May 31 (Bloomberg) -- State governments in the U.S. added to their collective debt burden in 2012 at the slowest pace in at least two decades, even with interest rates near historic lows, showing many were still coping with fiscal fallout from the recession that ended almost four years ago.
Total net tax-supported state debt rose 1.3 percent in 2012, compared with a 7 percent 10-year average, Moody’s Investors Service said yesterday in a report. The amount climbed to $516 billion from $510 billion in 2011, and the growth rate will increase slightly this year, the company said.
Even with yields in the $3.7 trillion municipal-bond market near the lowest in half a century, states aren’t adding debt as tax revenue recovers from the longest recession since the Depression and pension obligations rise. Many governments refinanced higher-cost bonds, as such sales made up 62 percent of municipal offerings last year, the most since 1993, according to Bank of America Merrill Lynch data.
“States have generally moved to a more conservative approach to debt” since the 18-month recession ended in June 2009, New York-based Moody’s said in the report. “Budgetary imbalances and expanding fixed-cost obligations have forced many states to raise revenues or severely cut services.”
“This state-level austerity spending has discouraged some states from adding new debt service to their budgets, and led to increased anti-debt sentiment,” Moody’s said.
New bond sales will remain low this year because of concern that federal fiscal policy and budget sequestration may slow the recovery and tax-receipt increases in some areas, Moody’s said. State revenue rose 4.1 percent last year, the company said.
In states such as Florida, where population growth slowed during the recession, borrowing programs to finance new schools and highways are done or almost completed and haven’t been renewed, according to the report. Collectively, state debt-service costs rose 3 percent last year, compared with an 8.6 percent 2011 gain, as yields fell to the lowest since 1965.
Connecticut has the highest net tax-supported debt per capita, at $5,185, according to the report. It was also first in 2011. Massachusetts, Hawaii and New Jersey are next highest, at $4,000 or more each, while Nebraska was the lowest, at $14.
Illinois, the U.S. state whose general-obligation debt is the lowest rated by Moody’s at A2, joined six others with “notable declines” in tax-supported debt last year, including Arizona, Florida and New York, the company said.
The largest contributors to debt growth were California, Massachusetts, Virginia and Washington, according to the report. Virginia, with top-rated bonds, ranked 19th in debt per capita, at $1,315 last year, while A1 rated California was seventh at $2,565 and Aa1 graded Washington was sixth at $2,817.
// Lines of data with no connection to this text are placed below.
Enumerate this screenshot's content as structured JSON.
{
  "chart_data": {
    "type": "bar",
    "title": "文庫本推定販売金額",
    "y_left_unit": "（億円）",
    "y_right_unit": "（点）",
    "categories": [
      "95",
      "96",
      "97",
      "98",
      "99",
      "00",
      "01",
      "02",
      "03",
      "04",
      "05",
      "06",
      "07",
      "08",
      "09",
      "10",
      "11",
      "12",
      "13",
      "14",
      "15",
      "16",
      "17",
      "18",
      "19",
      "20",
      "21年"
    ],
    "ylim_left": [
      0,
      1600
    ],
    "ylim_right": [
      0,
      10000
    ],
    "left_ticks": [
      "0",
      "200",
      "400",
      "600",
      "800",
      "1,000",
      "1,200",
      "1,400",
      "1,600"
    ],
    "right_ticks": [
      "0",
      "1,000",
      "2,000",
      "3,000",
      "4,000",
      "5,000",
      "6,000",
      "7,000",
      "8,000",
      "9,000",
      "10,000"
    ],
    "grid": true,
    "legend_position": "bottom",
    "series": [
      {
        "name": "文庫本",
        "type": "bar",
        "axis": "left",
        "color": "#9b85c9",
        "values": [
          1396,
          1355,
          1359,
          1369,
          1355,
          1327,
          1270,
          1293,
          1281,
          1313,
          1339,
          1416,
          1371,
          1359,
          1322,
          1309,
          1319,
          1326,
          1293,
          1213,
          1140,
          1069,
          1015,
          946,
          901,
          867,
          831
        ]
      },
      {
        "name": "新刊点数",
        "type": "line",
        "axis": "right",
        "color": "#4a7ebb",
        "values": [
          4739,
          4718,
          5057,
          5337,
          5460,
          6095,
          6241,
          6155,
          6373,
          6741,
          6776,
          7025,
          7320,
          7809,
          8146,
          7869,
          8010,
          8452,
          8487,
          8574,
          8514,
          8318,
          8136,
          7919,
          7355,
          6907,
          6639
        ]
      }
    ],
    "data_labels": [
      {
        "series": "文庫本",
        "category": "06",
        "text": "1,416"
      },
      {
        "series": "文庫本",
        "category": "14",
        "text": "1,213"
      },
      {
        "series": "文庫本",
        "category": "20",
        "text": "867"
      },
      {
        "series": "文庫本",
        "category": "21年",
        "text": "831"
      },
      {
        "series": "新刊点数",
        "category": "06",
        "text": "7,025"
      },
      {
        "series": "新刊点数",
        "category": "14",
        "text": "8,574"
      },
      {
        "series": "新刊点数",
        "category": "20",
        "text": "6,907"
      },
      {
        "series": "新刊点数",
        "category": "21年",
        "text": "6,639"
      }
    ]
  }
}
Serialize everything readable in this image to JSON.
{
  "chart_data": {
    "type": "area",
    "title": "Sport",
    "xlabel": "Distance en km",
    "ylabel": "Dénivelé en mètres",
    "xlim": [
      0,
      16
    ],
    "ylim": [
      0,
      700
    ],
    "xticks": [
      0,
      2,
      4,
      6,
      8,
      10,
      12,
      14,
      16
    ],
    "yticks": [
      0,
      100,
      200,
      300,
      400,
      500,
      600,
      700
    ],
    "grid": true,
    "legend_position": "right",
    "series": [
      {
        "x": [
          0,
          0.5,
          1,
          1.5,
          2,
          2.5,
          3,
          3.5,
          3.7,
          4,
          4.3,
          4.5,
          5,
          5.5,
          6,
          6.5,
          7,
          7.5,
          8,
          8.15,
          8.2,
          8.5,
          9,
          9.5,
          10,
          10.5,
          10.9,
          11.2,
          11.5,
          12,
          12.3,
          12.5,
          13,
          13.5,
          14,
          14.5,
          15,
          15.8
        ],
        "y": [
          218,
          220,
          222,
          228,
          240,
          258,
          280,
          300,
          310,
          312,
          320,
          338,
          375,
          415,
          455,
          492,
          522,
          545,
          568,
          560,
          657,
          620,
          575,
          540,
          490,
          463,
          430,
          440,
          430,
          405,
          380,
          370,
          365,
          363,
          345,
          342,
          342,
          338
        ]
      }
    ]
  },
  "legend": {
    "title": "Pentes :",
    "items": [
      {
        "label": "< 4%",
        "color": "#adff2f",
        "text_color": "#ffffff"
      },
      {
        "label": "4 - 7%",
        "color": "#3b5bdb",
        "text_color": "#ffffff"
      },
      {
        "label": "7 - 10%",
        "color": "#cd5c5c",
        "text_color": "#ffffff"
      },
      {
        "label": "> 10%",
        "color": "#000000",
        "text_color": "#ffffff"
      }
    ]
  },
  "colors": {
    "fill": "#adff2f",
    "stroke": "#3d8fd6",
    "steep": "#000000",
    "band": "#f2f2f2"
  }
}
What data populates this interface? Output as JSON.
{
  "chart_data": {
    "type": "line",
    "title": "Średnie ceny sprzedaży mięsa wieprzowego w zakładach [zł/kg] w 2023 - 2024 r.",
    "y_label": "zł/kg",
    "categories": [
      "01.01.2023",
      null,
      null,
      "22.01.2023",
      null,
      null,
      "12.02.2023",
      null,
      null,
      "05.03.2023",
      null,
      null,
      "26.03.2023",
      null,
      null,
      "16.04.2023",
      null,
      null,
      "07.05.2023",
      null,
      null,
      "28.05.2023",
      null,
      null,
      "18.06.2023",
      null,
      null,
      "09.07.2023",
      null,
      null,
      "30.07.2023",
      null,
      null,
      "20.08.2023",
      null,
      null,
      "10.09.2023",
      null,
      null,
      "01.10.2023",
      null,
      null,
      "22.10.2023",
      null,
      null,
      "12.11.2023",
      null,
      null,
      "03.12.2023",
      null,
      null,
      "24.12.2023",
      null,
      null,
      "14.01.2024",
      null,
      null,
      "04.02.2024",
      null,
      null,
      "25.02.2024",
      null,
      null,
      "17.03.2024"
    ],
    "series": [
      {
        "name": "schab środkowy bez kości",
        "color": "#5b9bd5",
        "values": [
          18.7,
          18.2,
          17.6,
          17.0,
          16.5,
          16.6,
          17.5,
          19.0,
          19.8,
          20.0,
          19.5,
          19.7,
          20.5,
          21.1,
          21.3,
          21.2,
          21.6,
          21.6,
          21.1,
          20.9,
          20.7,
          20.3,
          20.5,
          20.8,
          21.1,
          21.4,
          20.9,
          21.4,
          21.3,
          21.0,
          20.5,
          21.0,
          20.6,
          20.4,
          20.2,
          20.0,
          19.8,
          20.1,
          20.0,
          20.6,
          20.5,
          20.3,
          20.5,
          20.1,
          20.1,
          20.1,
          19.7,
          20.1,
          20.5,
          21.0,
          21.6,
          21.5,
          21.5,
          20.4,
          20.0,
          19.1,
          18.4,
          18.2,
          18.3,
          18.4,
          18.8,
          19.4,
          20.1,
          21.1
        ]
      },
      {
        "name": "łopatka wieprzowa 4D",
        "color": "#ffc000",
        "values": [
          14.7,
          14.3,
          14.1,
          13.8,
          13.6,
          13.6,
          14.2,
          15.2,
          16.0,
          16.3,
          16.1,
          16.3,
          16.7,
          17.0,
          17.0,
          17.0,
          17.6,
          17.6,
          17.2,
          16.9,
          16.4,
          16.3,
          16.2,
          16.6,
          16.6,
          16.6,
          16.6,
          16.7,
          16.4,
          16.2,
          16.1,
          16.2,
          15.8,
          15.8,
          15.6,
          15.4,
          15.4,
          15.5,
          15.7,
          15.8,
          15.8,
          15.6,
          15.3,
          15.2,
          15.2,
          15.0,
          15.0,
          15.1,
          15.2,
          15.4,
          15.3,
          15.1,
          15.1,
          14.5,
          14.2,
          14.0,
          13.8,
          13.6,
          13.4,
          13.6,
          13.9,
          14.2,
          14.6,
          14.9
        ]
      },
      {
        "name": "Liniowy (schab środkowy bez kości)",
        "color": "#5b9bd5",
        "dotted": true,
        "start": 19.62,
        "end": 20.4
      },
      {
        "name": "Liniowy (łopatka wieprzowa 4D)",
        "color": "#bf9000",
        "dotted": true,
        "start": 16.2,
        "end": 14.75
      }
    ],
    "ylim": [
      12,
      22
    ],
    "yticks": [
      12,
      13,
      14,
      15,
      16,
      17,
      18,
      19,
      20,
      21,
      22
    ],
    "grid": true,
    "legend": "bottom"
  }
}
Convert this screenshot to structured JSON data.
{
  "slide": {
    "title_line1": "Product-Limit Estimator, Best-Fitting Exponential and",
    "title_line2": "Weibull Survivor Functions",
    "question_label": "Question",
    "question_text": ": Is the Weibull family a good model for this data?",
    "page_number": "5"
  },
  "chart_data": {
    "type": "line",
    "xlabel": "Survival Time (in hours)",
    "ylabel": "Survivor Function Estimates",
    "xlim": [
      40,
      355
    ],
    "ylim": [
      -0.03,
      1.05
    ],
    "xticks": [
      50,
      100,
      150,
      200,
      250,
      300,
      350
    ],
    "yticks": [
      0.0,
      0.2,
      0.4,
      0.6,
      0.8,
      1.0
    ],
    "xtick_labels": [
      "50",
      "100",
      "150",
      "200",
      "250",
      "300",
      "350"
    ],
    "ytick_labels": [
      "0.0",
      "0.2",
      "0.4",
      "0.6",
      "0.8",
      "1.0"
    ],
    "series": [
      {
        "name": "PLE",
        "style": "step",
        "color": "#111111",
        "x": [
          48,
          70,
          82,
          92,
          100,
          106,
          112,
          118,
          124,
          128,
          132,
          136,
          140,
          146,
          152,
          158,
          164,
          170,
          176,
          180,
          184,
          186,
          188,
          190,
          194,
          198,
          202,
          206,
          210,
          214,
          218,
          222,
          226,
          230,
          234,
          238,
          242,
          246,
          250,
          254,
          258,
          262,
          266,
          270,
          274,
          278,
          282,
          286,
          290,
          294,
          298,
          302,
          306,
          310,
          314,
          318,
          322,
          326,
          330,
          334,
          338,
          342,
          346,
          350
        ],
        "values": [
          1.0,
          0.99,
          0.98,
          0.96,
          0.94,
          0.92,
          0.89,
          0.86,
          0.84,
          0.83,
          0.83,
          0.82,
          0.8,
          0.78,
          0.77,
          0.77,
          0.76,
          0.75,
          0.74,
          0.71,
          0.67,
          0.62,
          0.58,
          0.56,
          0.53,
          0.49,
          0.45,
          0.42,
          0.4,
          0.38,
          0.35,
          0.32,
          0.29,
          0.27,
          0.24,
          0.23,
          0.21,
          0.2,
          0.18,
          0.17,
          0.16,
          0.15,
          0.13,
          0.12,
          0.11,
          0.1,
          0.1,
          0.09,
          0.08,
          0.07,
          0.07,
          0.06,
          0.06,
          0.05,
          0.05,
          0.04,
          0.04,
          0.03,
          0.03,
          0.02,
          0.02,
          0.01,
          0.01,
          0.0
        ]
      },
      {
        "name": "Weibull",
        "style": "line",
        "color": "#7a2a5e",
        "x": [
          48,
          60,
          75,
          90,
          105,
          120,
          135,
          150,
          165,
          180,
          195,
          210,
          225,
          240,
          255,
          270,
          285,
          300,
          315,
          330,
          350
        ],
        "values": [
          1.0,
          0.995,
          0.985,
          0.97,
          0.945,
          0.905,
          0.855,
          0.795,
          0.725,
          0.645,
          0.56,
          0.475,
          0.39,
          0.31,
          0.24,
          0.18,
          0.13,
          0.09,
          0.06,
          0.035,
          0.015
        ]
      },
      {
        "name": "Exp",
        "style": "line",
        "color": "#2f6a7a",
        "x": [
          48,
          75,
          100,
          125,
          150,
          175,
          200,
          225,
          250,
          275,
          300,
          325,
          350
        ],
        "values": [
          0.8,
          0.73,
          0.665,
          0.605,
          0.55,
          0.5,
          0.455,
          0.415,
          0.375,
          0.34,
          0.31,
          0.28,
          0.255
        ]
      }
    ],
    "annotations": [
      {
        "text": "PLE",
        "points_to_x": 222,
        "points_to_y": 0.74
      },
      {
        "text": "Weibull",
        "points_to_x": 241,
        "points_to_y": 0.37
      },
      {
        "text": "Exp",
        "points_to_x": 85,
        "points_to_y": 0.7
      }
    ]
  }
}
Puerto Rico, with the lowest investment-grade ratings from both Moody’s and Standard & Poor’s, has per-capita debt of $14,053, according to the report. The island of 3.7 million residents, one-fifth the population of Florida, has more than twice the net tax-supported debt of the Sunshine State.
Only California and New York, with about $98 billion and $62 billion in such debt outstanding, respectively, owe more than Puerto Rico. The Caribbean commonwealth hasn’t sold any public debt this year.